Le casting a particulièrement bien soigné le quatuor des rôles principaux ; Paul Gay campe avec beaucoup de majesté et une belle présence vocale le rôle peu sympathique et monochrome du duc de Ferrare. Dans le rôle ambigu du comte Orsini, ami de cœur (et ici même un peu plus que cela) du jeune et beau Gennaro, la mezzo Silvia Tro Santafe expose un timbre magnifique et une souplesse, une virtuosité vocale sans faille. Gennaro est chanté par le jeune ténor américain Charles Castronovo, déjà présent dans la Lucia di Lammermoor de 2009. Très convainquant à la fois physiquement et vocalement, il prête sincérité et candeur à son personnage et développe les splendeurs vocales de Donizetti avec beaucoup de musicalité ; sa contribution au magnifique trio à la fin du premier acte est déterminante. Il retrouve la soprano roumaine Elena Moşuc, qui figurait elle aussi dans le spectacle de 2009. Elle prend ici délibérément le parti – très intelligent – d’émouvoir plutôt que d’épater. La soprano possède bien entendu toute la technique et l’abattage qu’il faut pour le rôle, mais elle préfère mettre son talent au service d’une Lucrezia humaine et déchirée, plutôt que de solliciter les effets faciles contenus dans la partition. Cette dimension qui se superpose à la noirceur du personnage n’en donne que plus de relief et enrichit considérablement l’aspect contrasté du rôle : elle transforme l’histoire en destin. Avec finesse et raffinement – ses sons filés pianissimo dans l’aigu sont particulièrement émouvants –, avec une très belle musicalité, elle construit un personnage tout en nuances, dramatiquement crédible et dont la portée dépasse beaucoup la pure virtuosité vocale. Elle remportera d’ailleurs tous les suffrages du public. Le reste de la distribution est homogène, et s’attache avec une belle conviction et pas mal d’humour à défendre ce livret vénéneux et les partis pris du metteur en scène.

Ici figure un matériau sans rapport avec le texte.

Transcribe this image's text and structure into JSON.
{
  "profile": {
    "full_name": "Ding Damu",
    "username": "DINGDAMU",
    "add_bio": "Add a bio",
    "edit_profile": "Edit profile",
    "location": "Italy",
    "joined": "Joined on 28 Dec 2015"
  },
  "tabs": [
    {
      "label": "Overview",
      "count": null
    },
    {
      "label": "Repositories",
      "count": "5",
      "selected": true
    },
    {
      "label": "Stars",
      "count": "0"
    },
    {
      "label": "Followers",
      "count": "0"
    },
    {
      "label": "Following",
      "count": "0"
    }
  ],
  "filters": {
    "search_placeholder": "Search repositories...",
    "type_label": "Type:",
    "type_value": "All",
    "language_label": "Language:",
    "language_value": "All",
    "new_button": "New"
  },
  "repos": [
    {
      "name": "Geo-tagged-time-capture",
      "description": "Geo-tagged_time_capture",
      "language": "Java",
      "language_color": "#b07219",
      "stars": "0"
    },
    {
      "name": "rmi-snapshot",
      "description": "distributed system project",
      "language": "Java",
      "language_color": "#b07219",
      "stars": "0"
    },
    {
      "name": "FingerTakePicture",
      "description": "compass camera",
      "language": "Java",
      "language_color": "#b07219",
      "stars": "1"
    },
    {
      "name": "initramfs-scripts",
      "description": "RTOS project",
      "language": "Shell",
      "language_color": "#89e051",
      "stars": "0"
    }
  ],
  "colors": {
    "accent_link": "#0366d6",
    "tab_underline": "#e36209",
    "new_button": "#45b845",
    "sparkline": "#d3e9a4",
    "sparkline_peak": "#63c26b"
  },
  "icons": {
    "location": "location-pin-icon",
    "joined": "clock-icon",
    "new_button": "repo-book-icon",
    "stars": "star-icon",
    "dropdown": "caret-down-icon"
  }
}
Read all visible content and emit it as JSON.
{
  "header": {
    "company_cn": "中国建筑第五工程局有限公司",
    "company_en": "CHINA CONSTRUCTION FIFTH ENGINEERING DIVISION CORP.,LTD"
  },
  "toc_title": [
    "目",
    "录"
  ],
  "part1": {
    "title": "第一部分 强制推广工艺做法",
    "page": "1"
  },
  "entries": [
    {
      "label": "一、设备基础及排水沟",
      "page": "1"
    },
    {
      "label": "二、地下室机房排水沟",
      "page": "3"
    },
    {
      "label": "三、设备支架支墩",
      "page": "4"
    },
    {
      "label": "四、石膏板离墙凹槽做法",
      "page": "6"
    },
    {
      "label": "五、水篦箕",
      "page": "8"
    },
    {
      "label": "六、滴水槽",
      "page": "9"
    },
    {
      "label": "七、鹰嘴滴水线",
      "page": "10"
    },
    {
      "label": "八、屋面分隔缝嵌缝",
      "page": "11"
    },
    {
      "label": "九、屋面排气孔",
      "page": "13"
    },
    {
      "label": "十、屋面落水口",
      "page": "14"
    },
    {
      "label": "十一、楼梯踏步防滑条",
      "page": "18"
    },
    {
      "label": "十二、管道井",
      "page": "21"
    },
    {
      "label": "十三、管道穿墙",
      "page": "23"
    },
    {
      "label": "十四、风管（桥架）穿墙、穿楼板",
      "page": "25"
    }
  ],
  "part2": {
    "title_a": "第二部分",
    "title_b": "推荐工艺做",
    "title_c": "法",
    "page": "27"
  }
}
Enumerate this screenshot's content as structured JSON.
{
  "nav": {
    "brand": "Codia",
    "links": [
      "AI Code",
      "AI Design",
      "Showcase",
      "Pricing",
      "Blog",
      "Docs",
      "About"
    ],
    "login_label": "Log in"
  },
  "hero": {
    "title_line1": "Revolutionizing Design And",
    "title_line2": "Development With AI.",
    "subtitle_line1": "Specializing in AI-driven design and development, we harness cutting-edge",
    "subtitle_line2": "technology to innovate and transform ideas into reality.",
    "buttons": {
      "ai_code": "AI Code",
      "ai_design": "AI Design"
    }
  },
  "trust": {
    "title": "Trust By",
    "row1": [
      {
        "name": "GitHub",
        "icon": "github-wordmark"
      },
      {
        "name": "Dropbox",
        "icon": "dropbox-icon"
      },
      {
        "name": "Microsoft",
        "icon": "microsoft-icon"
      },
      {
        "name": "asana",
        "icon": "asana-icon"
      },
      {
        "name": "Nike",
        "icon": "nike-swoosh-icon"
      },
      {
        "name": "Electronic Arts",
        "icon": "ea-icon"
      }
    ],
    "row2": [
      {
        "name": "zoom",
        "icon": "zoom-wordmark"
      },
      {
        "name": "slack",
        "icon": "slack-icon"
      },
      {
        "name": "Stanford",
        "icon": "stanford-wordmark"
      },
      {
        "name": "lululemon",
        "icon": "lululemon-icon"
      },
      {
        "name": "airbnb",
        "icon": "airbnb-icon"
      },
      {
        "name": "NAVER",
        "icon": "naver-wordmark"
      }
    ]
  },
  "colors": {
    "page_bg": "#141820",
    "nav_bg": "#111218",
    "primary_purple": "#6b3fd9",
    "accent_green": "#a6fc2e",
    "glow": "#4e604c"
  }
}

En l’absence de fosse, l’orchestre – en petite formation – est relégué derrière la scène, de sorte que le chef dirige sans contact visuel avec les chanteurs, qui eux suivent ses indications sur cinq écrans répartis tout autour du plateau. Julian Reynolds semble rompu à cette discipline particulière, qui consiste à indiquer les entrées à une caméra, et la dynamique musicale n’en souffre pas; c’est efficace, mais le raffinement, lui, n’est pas toujours au rendez-vous. L’orchestre lui-même n’est pas exempt de tout reproches : si les cordes mettent un bel entrain à défendre la partition orchestrale parfois un peu pauvre de Donizetti, les bois se montrent plus d’une fois imprécis dans la justesse, et peu enclins à rivaliser avec la richesse des couleurs des voix.